The purpose of the present study is to compare the cost-effectiveness of a brief CBT-based Fatigue Self-Management (FSM) intervention and usual care (UC) conditions in a sample of primary care patients with chronic fatigue.


Chronic fatigue self-management study

The Chronic Fatigue Self-Management Study is a randomized controlled trial involving 111 primary care patients with chronic fatigue in New York between 2009 and 2011. Details of the study and results of the primary end point were reported elsewhere [23]. While the study was powered for the primary outcome of fatigue impact on functioning, the economic evaluation was designed as a pilot and feasibility study. All patients were recruited from a family medicine/primary care practice with 14 attending physicians and 21 family practice residents. The inclusion criteria for participants were (a) between 18 and 65 years of age; (b) at least six months of persistent fatigue with no medical or psychiatric exclusions (as determined by primary care physicians and a psychiatric nurse). Exclusion criteria were: (a) Medical: fatigue due to identifiable medical conditions (such as autoimmune diseases) or to medications (such as beta blockers); (b) Psychiatric: psychosis or dementia, alcohol or substance abuse, depression with melancholic or psychotic features, and anorexia nervosa or bulimia nervosa. These Axis I psychiatric diagnoses were identified from a nurse-conducted Structured Clinical Interview for DSM-IV (SCID) [24]. The study protocol received ethical approval from the Stony Brook University Institutional Review Board (IRB) and the drafting of this manuscript adheres to the CONSORT statement [25].

After written informed consent forms and baseline assessments were obtained, patients were randomly assigned to one of three groups as follows: CBT-based FSM (n = 37), attention control (AC) (n = 38), and usual care (UC) (n = 36). A variable-sized block randomization procedure was used to minimize potential selection bias. The study statistician generated the random allocation sequence, the principal investigator conducted the initial telephone interview, and a graduate student assigned participants to interventions. Data collection staff were blinded to the group assignment and sample size was chosen to ensure adequate power to detect treatment effect on the primary outcome. Additional details of the study have been reported elsewhere [23]. The CBT-based FSM group received two individual face-to-face fatigue self-management training sessions with a nurse (for up to 60 minutes) and a 61-page self-management booklet containing material assigned and discussed in the two sessions. This protocol was adapted from an efficacious 12-session CBT program for Chronic Fatigue Syndrome (CFS) [26]. Patients in the AC group received two sessions with a nurse therapist regarding emotional support and home-based self-monitoring of symptoms, affect, and stress. The AC group was designed to control for therapist attention and homework assignments so that potential placebo effects can be isolated from the FSM treatment effect. The UC group received no treatment beyond usual medical care. All three groups were assessed at baseline and 12-month follow-up [23]. For the purpose of this study, patients in the AC group were excluded because the attention control would be dominated by the control group as it requires higher costs (due to therapists' attention) with no commensurate benefit.

Outcome measures

The primary outcome was the Fatigue Severity Scale (FSS). The FSS was designed to measure the effect of fatigue on functioning. It is comprised of nine items rated on a 7-point Likert scale, where one indicates no impairment and seven indicates severe impairment. A one-point decrease on the FSS is considered clinically significant improvement. It is a validated scale for use in CFS with high internal consistency [27] and has been shown to be sensitive to treatment change [28].

Service use and costs

Health resource use and costs were identified and valued from the societal perspective for the Reference Case analysis following the 'Panel Recommendations" [29]. Health care resource use was measured with a modified version of the Client Service Receipt Inventory (CSRI), a validated health care utilization diary [30], to record health service use as well as informal care for the 3 month period prior to baseline and on a monthly basis by trained staff via a telephone interview during the post-treatment follow-up period.

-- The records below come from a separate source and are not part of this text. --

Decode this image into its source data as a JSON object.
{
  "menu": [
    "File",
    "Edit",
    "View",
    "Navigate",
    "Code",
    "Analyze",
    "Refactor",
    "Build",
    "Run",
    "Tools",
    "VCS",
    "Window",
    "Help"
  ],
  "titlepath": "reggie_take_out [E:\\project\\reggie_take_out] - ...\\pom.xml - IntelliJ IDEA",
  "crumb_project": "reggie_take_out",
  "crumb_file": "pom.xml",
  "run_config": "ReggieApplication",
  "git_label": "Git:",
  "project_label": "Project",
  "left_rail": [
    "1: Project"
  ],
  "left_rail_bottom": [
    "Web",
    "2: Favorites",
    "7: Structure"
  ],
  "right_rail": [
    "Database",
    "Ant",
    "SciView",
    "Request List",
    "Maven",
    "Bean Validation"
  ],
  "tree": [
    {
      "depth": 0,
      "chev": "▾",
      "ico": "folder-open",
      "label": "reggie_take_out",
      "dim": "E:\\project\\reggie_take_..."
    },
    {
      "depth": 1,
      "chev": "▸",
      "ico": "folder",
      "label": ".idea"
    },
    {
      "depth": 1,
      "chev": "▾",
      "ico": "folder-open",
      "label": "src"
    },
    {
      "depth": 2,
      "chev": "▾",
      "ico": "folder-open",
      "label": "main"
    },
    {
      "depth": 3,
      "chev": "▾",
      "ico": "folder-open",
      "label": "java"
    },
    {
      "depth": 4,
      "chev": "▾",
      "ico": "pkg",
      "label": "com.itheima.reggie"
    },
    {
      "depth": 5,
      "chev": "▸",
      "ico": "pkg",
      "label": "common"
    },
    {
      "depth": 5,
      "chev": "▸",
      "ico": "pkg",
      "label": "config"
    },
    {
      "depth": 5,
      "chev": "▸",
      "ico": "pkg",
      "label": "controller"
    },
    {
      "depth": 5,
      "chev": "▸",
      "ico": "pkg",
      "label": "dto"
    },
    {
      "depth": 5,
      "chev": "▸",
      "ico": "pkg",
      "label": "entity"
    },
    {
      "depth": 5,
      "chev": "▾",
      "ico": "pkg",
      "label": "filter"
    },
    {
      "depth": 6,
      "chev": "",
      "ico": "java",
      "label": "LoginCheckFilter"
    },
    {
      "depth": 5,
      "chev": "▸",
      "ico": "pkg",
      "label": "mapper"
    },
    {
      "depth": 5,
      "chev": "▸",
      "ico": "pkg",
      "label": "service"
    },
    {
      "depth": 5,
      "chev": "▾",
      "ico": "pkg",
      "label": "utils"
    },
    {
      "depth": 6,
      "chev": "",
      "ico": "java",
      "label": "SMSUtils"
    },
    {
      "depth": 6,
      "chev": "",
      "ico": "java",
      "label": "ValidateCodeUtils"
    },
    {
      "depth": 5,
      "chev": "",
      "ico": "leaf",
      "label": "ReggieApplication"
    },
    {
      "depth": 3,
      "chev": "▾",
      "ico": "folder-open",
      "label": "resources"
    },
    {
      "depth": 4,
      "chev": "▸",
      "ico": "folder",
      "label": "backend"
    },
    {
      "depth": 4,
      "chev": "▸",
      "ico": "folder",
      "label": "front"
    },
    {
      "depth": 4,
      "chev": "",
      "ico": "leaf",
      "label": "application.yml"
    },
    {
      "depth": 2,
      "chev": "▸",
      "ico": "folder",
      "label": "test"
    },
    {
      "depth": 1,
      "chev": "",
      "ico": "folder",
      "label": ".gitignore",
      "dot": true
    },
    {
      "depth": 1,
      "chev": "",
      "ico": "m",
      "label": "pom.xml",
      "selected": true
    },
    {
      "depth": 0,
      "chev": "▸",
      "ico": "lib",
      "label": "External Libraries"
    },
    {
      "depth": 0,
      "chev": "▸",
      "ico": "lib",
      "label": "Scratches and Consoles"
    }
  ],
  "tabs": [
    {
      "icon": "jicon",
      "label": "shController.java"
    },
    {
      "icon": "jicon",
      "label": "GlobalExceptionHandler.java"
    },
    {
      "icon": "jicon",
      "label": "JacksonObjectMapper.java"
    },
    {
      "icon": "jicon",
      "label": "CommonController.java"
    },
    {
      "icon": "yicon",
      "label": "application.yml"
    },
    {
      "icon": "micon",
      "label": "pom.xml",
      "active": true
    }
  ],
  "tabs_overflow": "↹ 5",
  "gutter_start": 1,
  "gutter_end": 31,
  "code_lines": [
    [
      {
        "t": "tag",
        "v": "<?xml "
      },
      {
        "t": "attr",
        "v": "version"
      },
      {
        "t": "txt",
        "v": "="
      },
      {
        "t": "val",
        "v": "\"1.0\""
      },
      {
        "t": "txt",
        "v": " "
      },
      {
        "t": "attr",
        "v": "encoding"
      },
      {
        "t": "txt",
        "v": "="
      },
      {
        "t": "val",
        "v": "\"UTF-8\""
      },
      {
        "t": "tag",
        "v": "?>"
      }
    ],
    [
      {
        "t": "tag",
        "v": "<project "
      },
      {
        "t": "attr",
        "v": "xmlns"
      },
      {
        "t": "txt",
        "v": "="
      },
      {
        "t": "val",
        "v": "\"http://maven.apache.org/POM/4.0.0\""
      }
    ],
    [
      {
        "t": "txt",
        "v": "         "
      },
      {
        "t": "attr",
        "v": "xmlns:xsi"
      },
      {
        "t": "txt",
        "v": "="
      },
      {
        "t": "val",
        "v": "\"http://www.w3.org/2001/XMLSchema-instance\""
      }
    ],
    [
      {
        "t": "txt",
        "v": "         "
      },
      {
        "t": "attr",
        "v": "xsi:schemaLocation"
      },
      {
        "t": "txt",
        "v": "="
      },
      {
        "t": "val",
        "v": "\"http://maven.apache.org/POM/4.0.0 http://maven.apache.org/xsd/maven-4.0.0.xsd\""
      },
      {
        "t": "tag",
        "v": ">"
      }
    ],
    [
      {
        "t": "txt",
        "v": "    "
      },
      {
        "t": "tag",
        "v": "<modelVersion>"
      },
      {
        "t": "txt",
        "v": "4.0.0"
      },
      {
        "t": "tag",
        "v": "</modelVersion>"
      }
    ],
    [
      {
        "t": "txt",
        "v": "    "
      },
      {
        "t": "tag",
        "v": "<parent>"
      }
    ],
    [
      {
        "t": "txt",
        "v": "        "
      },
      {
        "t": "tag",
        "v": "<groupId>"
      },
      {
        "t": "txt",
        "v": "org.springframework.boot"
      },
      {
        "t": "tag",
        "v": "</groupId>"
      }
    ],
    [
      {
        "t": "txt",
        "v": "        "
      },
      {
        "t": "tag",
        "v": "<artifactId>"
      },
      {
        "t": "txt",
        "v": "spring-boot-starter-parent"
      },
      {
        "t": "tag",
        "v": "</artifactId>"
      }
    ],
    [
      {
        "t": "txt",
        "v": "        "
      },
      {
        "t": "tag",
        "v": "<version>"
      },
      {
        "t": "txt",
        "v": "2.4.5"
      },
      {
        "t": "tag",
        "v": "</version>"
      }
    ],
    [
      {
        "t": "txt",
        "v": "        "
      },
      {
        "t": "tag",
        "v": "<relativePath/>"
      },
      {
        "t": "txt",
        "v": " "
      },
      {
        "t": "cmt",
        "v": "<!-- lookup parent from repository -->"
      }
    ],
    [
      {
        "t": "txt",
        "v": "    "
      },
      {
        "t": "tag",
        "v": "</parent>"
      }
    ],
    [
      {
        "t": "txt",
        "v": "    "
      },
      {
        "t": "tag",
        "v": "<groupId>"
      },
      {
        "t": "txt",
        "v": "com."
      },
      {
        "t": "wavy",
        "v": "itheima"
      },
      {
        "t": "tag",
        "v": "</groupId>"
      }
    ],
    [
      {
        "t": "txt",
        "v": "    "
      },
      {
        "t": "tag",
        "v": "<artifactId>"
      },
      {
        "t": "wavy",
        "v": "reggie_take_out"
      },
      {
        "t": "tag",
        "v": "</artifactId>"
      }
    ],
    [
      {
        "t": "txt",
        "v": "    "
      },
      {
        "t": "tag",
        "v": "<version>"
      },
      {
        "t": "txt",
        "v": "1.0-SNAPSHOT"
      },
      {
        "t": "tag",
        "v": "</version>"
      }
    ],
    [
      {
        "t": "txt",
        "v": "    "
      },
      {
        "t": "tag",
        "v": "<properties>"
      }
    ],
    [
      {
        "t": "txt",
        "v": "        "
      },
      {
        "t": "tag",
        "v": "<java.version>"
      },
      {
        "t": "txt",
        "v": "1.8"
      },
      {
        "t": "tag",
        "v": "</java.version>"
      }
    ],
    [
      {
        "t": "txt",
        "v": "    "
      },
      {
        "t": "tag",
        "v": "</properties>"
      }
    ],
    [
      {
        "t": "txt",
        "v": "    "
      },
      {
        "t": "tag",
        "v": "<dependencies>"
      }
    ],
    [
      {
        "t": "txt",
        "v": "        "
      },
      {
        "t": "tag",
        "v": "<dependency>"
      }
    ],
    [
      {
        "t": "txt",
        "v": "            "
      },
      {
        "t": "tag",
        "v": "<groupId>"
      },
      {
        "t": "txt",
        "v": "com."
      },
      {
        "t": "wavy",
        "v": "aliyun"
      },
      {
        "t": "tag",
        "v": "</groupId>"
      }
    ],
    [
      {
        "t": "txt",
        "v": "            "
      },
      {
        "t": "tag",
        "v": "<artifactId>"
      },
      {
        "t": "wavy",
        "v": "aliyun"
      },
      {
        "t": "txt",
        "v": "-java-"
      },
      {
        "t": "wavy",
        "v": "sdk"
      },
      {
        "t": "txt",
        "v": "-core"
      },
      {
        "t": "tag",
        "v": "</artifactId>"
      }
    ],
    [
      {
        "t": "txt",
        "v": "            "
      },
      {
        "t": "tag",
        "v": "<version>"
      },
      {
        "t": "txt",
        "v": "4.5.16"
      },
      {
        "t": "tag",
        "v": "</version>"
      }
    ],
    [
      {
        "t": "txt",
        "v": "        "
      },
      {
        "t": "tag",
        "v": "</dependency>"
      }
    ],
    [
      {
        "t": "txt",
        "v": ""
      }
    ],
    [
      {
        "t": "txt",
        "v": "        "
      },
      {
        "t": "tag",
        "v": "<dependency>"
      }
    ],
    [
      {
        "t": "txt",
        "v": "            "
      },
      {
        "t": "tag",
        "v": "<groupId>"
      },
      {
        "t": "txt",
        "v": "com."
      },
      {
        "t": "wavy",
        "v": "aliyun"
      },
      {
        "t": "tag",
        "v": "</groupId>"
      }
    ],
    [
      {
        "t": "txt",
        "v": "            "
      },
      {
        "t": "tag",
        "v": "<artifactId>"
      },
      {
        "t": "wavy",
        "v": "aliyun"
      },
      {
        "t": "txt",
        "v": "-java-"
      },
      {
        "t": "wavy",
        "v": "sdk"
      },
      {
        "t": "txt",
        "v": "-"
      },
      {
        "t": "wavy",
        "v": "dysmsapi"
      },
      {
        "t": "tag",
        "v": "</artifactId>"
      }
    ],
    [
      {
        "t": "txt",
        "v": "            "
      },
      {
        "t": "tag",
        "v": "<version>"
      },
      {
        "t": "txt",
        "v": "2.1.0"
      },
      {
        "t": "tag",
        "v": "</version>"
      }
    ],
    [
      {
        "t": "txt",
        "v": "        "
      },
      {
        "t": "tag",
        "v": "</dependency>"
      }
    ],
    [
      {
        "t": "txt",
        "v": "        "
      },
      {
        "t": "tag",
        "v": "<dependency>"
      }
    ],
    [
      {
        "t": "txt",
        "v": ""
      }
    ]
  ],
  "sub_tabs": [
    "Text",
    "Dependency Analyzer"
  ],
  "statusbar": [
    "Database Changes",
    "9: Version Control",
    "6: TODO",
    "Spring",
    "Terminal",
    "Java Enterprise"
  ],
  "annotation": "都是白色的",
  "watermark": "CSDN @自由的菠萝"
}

To evaluate the economic effects of the prescribed treatments, we identified relevant cost categories of resource use by measuring utilization in each resource category (direct and indirect) and identifying the unit costs (prices) of the corresponding category. As economic endpoints, direct health care costs, direct non-health care costs and indirect costs were included [31]. The direct study-based health care costs included costs of the behavioral interventions and the economic consequences of the programs in terms of health services utilization before and after the intervention (direct health care costs). Intervention costs include costs of personnel (clinical psychologist, nurse interventionists, and staff), training, material (self-help booklet), time spent by study personnel and patients (intervention sessions and travel), facility costs (space, maintenance, and utilities), and other costs (advertising and telephone services). Costs were allocated to individual patients based on the number of sessions they attended. Direct health care costs included the costs of hospitalizations and visits to health care providers (e.g. general practitioner, specialist, physical therapist, alternative medicine providers) and the use of prescription and over-the-counter medications. The direct non-health care costs include out-of-pocket expenses, costs of paid and unpaid help, and travel costs of attending medical appointments. As part of the modified CSRI, information on the frequency of paid help, travel time for medical appointments, and the number of illness-related absences from paid or unpaid work were collected. Indirect costs include the value of production lost to society due to illness-related absence from work (paid or unpaid).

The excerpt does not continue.